For any Task subclass, you can run cls.presets.keys() to list all built-in presets available on the class.

This constructor can be called in one of two ways. Either from a task specific base class like keras_hub.models.CausalLM.from_preset(), or from a model class like keras_hub.models.BertTextClassifier.from_preset(). If calling from the a base class, the subclass of the returning object will be inferred from the config in the preset directory.

Arguments

  • preset: string. A built-in preset identifier, a Kaggle Models handle, a Hugging Face handle, or a path to a local directory.
  • load_weights: bool. If True, saved weights will be loaded into the model architecture.
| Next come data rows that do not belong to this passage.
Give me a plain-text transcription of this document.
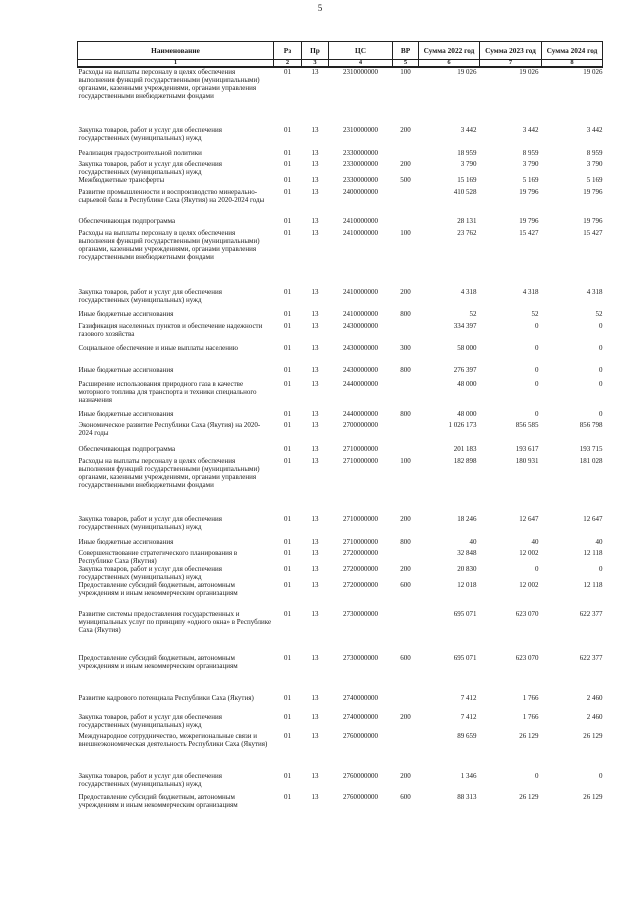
5
Наименование	Рз	Пр	ЦС	ВР	Сумма 2022 год	Сумма 2023 год	Сумма 2024 год
1	2	3	4	5	6	7	8
Расходы на выплаты персоналу в целях обеспечения выполнения функций государственными (муниципальными) органами, казенными учреждениями, органами управления государственными внебюджетными фондами	01	13	2310000000	100	19 026	19 026	19 026
Закупка товаров, работ и услуг для обеспечения государственных (муниципальных) нужд	01	13	2310000000	200	3 442	3 442	3 442
Реализация градостроительной политики	01	13	2330000000		18 959	8 959	8 959
Закупка товаров, работ и услуг для обеспечения государственных (муниципальных) нужд	01	13	2330000000	200	3 790	3 790	3 790
Межбюджетные трансферты	01	13	2330000000	500	15 169	5 169	5 169
Развитие промышленности и воспроизводство минерально-сырьевой базы в Республике Саха (Якутия) на 2020-2024 годы	01	13	2400000000		410 528	19 796	19 796
Обеспечивающая подпрограмма	01	13	2410000000		28 131	19 796	19 796
Расходы на выплаты персоналу в целях обеспечения выполнения функций государственными (муниципальными) органами, казенными учреждениями, органами управления государственными внебюджетными фондами	01	13	2410000000	100	23 762	15 427	15 427
Закупка товаров, работ и услуг для обеспечения государственных (муниципальных) нужд	01	13	2410000000	200	4 318	4 318	4 318
Иные бюджетные ассигнования	01	13	2410000000	800	52	52	52
Газификация населенных пунктов и обеспечение надежности газового хозяйства	01	13	2430000000		334 397	0	0
Социальное обеспечение и иные выплаты населению	01	13	2430000000	300	58 000	0	0
Иные бюджетные ассигнования	01	13	2430000000	800	276 397	0	0
Расширение использования природного газа в качестве моторного топлива для транспорта и техники специального назначения	01	13	2440000000		48 000	0	0
Иные бюджетные ассигнования	01	13	2440000000	800	48 000	0	0
Экономическое развитие Республики Саха (Якутия) на 2020-2024 годы	01	13	2700000000		1 026 173	856 585	856 798
Обеспечивающая подпрограмма	01	13	2710000000		201 183	193 617	193 715
Расходы на выплаты персоналу в целях обеспечения выполнения функций государственными (муниципальными) органами, казенными учреждениями, органами управления государственными внебюджетными фондами	01	13	2710000000	100	182 898	180 931	181 028
Закупка товаров, работ и услуг для обеспечения государственных (муниципальных) нужд	01	13	2710000000	200	18 246	12 647	12 647
Иные бюджетные ассигнования	01	13	2710000000	800	40	40	40
Совершенствование стратегического планирования в Республике Саха (Якутия)	01	13	2720000000		32 848	12 002	12 118
Закупка товаров, работ и услуг для обеспечения государственных (муниципальных) нужд	01	13	2720000000	200	20 830	0	0
Предоставление субсидий бюджетным, автономным учреждениям и иным некоммерческим организациям	01	13	2720000000	600	12 018	12 002	12 118
Развитие системы предоставления государственных и муниципальных услуг по принципу «одного окна» в Республике Саха (Якутия)	01	13	2730000000		695 071	623 070	622 377
Предоставление субсидий бюджетным, автономным учреждениям и иным некоммерческим организациям	01	13	2730000000	600	695 071	623 070	622 377
Развитие кадрового потенциала Республики Саха (Якутия)	01	13	2740000000		7 412	1 766	2 460
Закупка товаров, работ и услуг для обеспечения государственных (муниципальных) нужд	01	13	2740000000	200	7 412	1 766	2 460
Международное сотрудничество, межрегиональные связи и внешнеэкономическая деятельность Республики Саха (Якутия)	01	13	2760000000		89 659	26 129	26 129
Закупка товаров, работ и услуг для обеспечения государственных (муниципальных) нужд	01	13	2760000000	200	1 346	0	0
Предоставление субсидий бюджетным, автономным учреждениям и иным некоммерческим организациям	01	13	2760000000	600	88 313	26 129	26 129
If False, all weights will be randomly initialized.

Examples

# Load a Gemma generative task.
causal_lm = keras_hub.models.CausalLM.from_preset(
    "gemma_2b_en",
)

# Load a Bert classification task.
model = keras_hub.models.TextClassifier.from_preset(
    "bert_base_en",
    num_classes=2,
)
Preset Parameters Description
vit_base_patch16_224_imagenet 85.80M ViT-B16 model pre-trained on the ImageNet 1k dataset with image resolution of 224x224
vit_base_patch16_224_imagenet21k 85.80M ViT-B16 backbone pre-trained on the ImageNet 21k dataset with image resolution of 224x224
vit_base_patch16_384_imagenet 86.09M ViT-B16 model pre-trained on the ImageNet 1k dataset with image resolution of 384x384
vit_base_patch32_224_imagenet21k 87.46M ViT-B32 backbone pre-trained on the ImageNet 21k dataset with image resolution of 224x224
vit_base_patch32_384_imagenet 87.53M ViT-B32 model pre-trained on the ImageNet 1k dataset with image resolution of 384x384
vit_large_patch16_224_imagenet 303.30M ViT-L16 model pre-trained on the ImageNet 1k dataset with image resolution of 224x224
vit_large_patch16_224_imagenet21k 303.30M ViT-L16 backbone pre-trained on the ImageNet 21k dataset with image resolution of 224x224
vit_large_patch16_384_imagenet 303.69M ViT-L16 model pre-trained on the ImageNet 1k dataset with image resolution of 384x384
vit_large_patch32_224_imagenet21k 305.51M ViT-L32 backbone pre-trained on the ImageNet 21k dataset with image resolution of 224x224
vit_large_patch32_384_imagenet 305.61M ViT-L32 model pre-trained on the ImageNet 1k dataset with image resolution of 384x384
vit_huge_patch14_224_imagenet21k 630.76M ViT-H14 backbone pre-trained on the ImageNet 21k dataset with image resolution of 224x224

backbone property

keras_hub.models.ViTImageClassifier.backbone

A keras_hub.models.Backbone model with the core architecture.


preprocessor property

keras_hub.models.ViTImageClassifier.preprocessor

A keras_hub.models.Preprocessor layer used to preprocess input.